When the cards didn’t align, though, and I had no other option but to waste some of the high-quality fish I was selling, I always thought about those who couldn’t afford to eat that very same food. How often do they have access to it? Was what we were doing enough??
Transitioning into my role at Lovin’ Spoonfuls was an eye-opener to me. I used to see good food go to waste at grocery stores, and now I get to be a bigger part of preventing that waste. I work with our FRCs to ensure food that’s still good to eat gets rescued and then distributed somewhere it will be enjoyed. Our nonprofit partners love the food that we bring to them because it allows individuals and families to get healthy, fresh food that they normally can’t afford on a weekly basis.
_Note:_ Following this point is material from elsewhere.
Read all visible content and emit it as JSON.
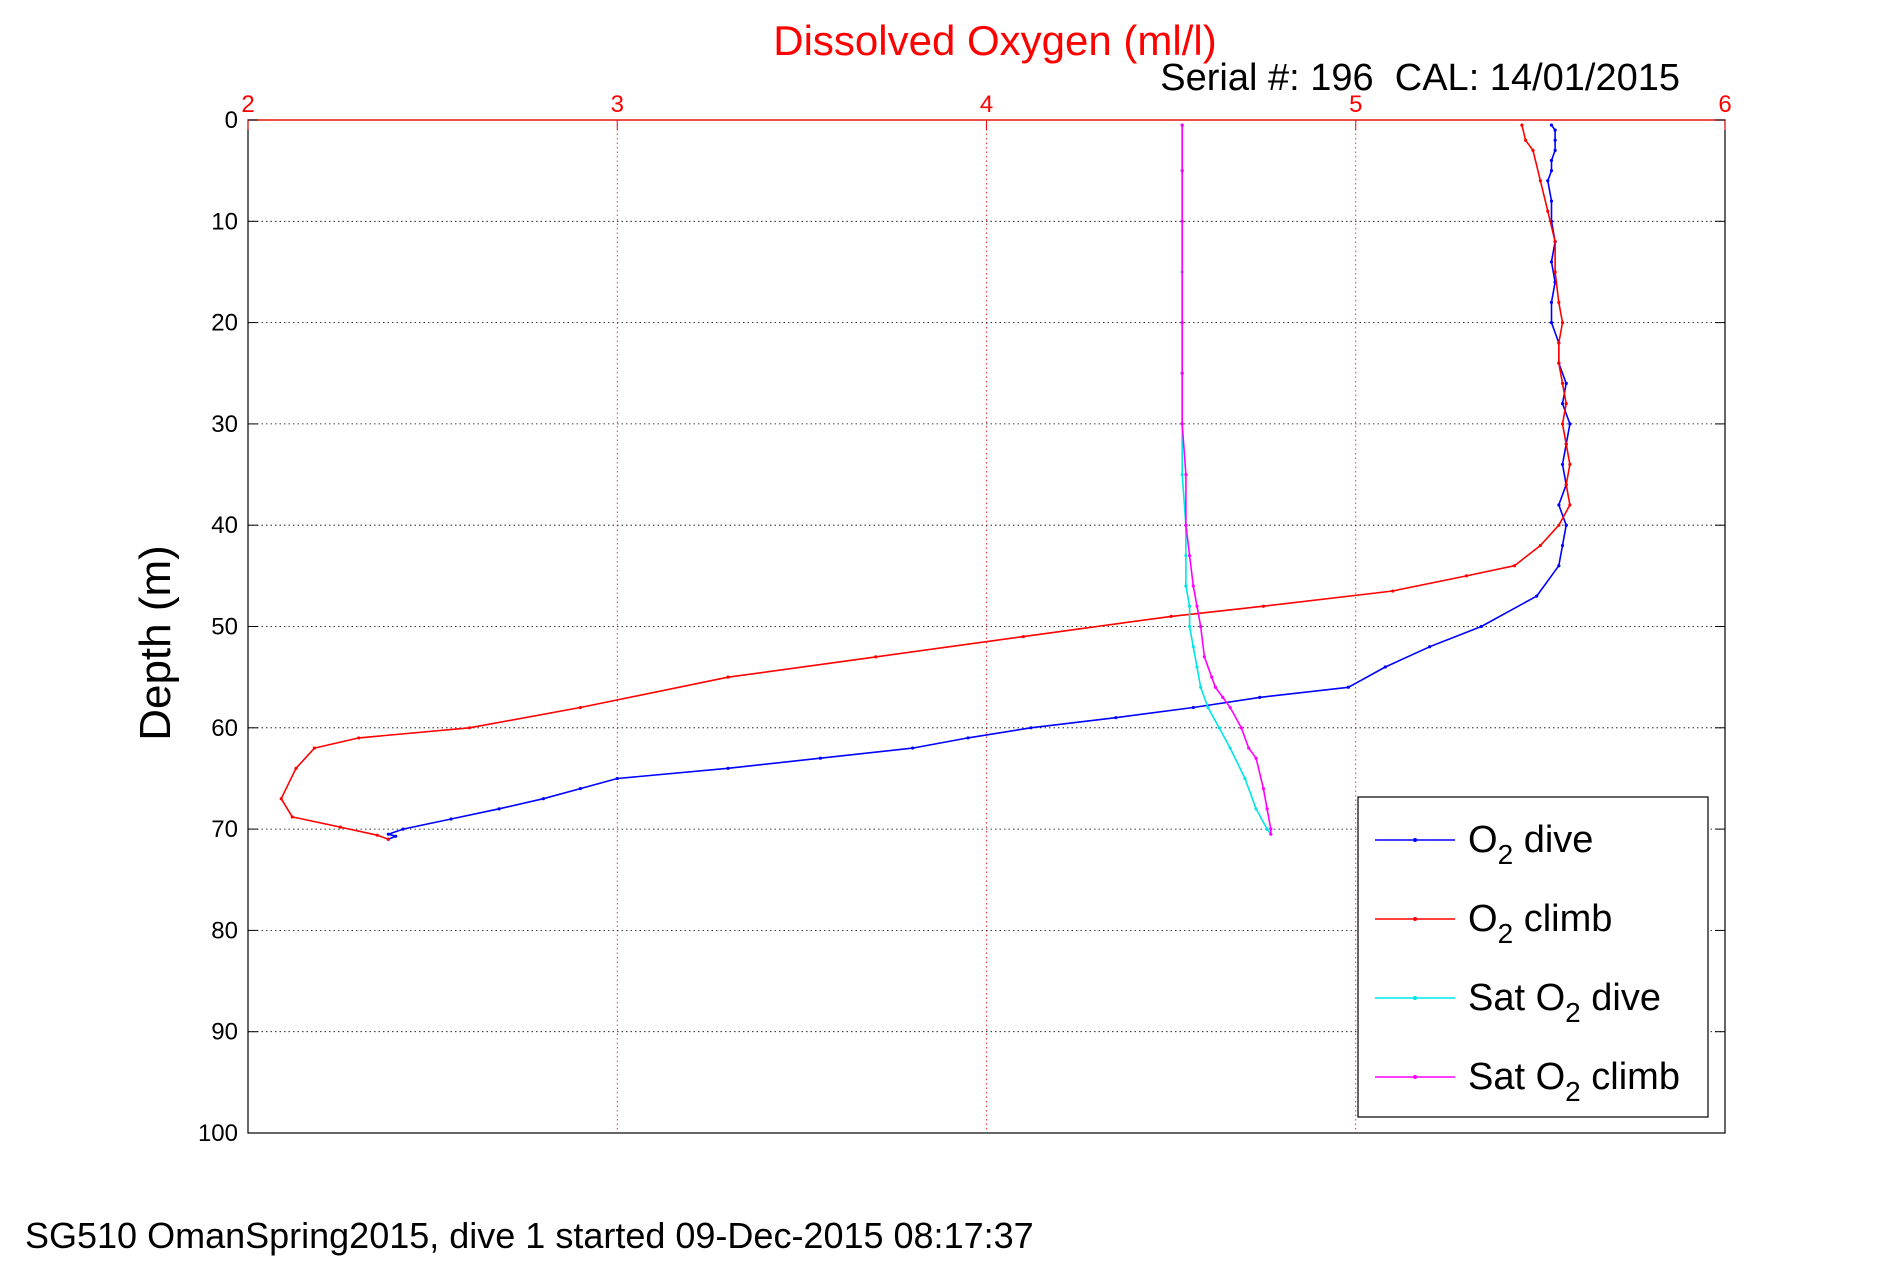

On average, over 60% of the food we rescue consists of produce, meat, and dairy products which now, because of inflation, are at an all-time high in price.?
And just like my days behind the fish counter, we work, as I used to with my customers, to ensure our nonprofit partners are happy with the quality of food that they’re getting and that what we’re bringing matches the needs of their clients. We work to source food from our vendor partners and be a reliable source of food for them, just like grocery stores for their customers.
I’m grateful to have the opportunity to be on the Spoonfuls team. I’ve been able to take my experience behind the fish counter to food rescue, continuing to minimize food waste and feed people. Along the way, I’ve learned even more about food insecurity including new ways to prevent wasted food.? I’ve been able to pass these lessons on to my kids, too. Most importantly, I’m finally in a position where I’m able to help the community I grew up in and to provide fresh, healthy food to those who need it.